A todo mundo eu dou psiu - João Bosco Tenório Galvão

Notícias

20/06/2011

A todo mundo eu dou psiu - João Bosco Tenório Galvão

20/06/2011
A todo mundo eu dou psiu - João Bosco Tenório Galvão
Publicado no Diario de Pernambuco - 20.06.2011         

Sim, a todo eu dou psiu porém, não estou a procurar um bem. O psiu esta época de festas é feito para chamar as atenções para o que rola de bom e de alegre. As festas juninas em si, já são um grande expressar de nossa cultura popular. As músicas daqui, valorizadas por Luiz Gonzaga, se constituem numa das mais vigorosas manifestações regionais do nosso imenso Brasil.

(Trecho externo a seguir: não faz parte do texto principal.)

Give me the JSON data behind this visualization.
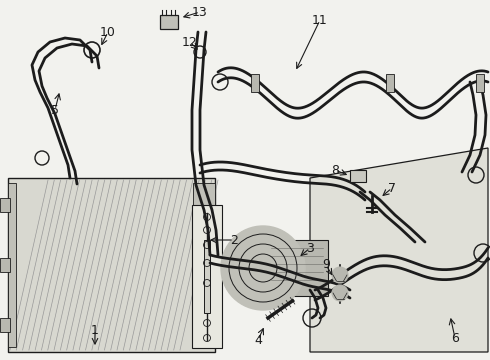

O samba já não sabe ser baiano, carioca ou paulista, é quase nacional. O baião, o forró, o xaxado, não, são do nordeste e de modo especial de Caruaru e Campina Grande, embora, hoje, já tenha grande público em São Paulo. O psiu é para chamar as atenções de todos para o que entre nós existe de positivo. Abstraindo os demais estados Pernambuco vem de um período de forte crescimento. Muitos contribuíram para Suape com seus estaleiros, siderurgias e sua fábricas, com o polo da Sulanca do agreste e a agroindústria do sertão do São Francisco. Nas duas administrações de Jarbas o desenvolvimento tomou corpo e graças ao atual governo o desenvolvimento continua a crescer, embora os problemas de segurança, saneamento, saúde e de educação ainda sejam renitentes.

Um grande PSIU por Pernambuco talvez possa chamar as atenções dos outros e de nós mesmos para acharmos as soluções devidas. O grande polo que muda o futuro se chama educação e saúde. Não se pode cogitar de politica pública de saúde com 50% da população sem contar com saneamento. As doenças infantis, dizem os entendidos em seus psius, são motivadas em grande parte pela falta de saneamento, ou seja, galerias e esgotos.

Os problemas educacionais são mais complexos. Não se pode pensar que saber ler é ser alfabetizado, pois grande parte de nossa população universitária não tem compreensão do que leem. É triste mas é verdade. Se fizerem o exame em todas as graduações universitárias como fazem no Exame da Ordem dos Advogados, onde a reprovação vez por outra beira os 90% a decepção será maior, pois na carreira jurídica é imperativo a compreensão dos textos. Educação é leitura, diligência, são trabalhos apaixonados dos afeitos ao magistério. Aulas sem paixão, sem arte e ciência, não levam a nada. 

O professor deve ser um estimulador de vocações e talentos, um apaixonado pela arte do ensino, que se enaltece com o progresso dos pupilos como o pai com a vitória dos filhos. Pensemos nisso todos os dias, mas, agora vamos usufruir das belas músicas de Luiz Gonzaga ou inspiradas por ele, com canjica, pamonha, milho verde, ao som de um forró de pé de serra, ou baião de Dominguinhos, vamos dar psiu para a alegria!